Une curiosité fort naturelle se peignit sur tous les visages ; le commissaire-priseur lui-même s’arrêta, bouche bée et marteau levé, et tendit l’oreille. Au début du récit, plusieurs des auditeurs se tournaient involontairement vers le portrait, mais bientôt, l’intérêt croissant, les yeux ne quittèrent plus le conteur.
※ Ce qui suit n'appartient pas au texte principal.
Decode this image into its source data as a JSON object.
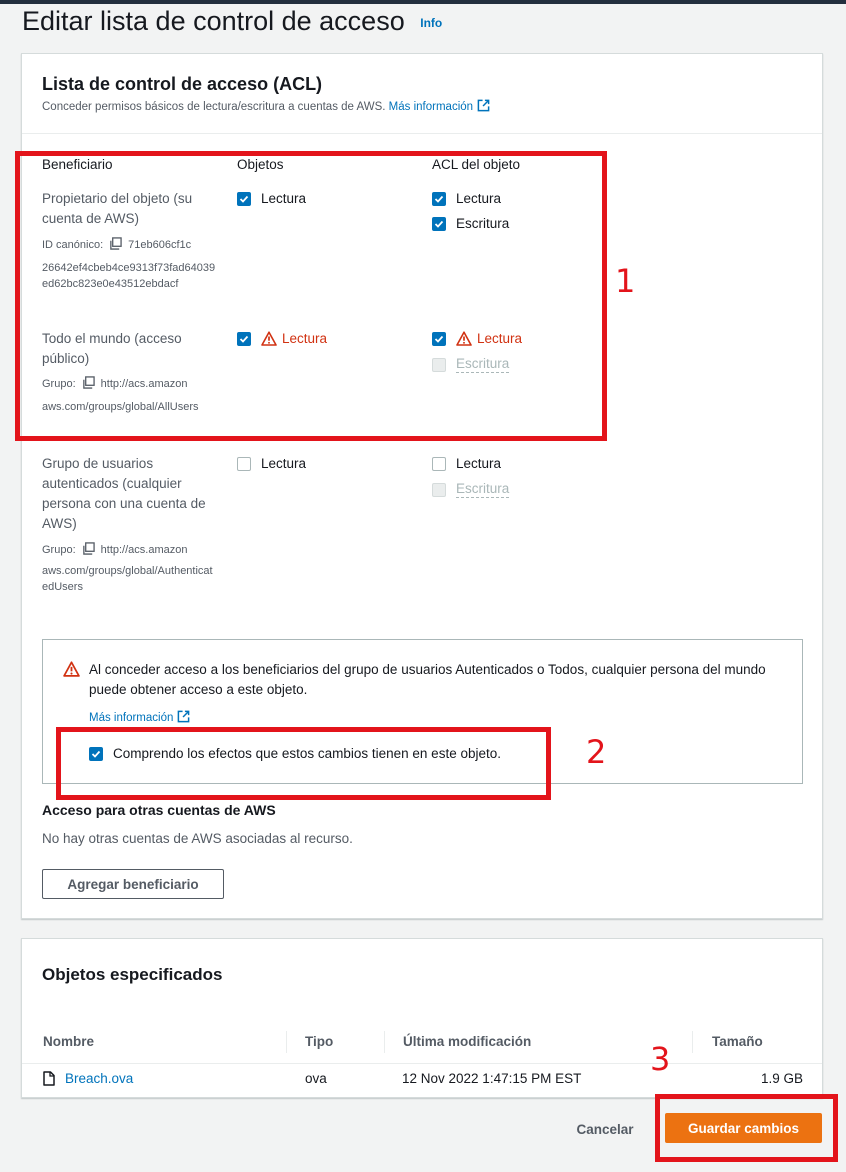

« Vous connaissez, commença celui-ci, le quartier de Kolomna[1]. Il ne ressemble à aucun des autres quartiers de Pétersbourg. Ce n’est ni la capitale ni la province. Dès qu’on y pénètre, tout désir, toute ardeur juvénile, vous abandonne. L’avenir ne pénètre point en ce lieu ; tout y est silence et retraite. C’est le refuge des « laissés-pour-compte » de la grande ville : fonctionnaires retraités, veuves, petites gens qui, entretenant d’agréables relations avec le Sénat, se condamnent à vivoter presque éternellement en ce lieu ; cuisinières en rupture de fourneaux, qui, après avoir, à longueur de journée, musé dans tous les marchés et bavardé avec tous

  1. Faubourg ouest de Pétersbourg, entre la Moïka et la Fontanka, dont le charme endormi avait été déjà chanté sur le mode léger par Pouchkine.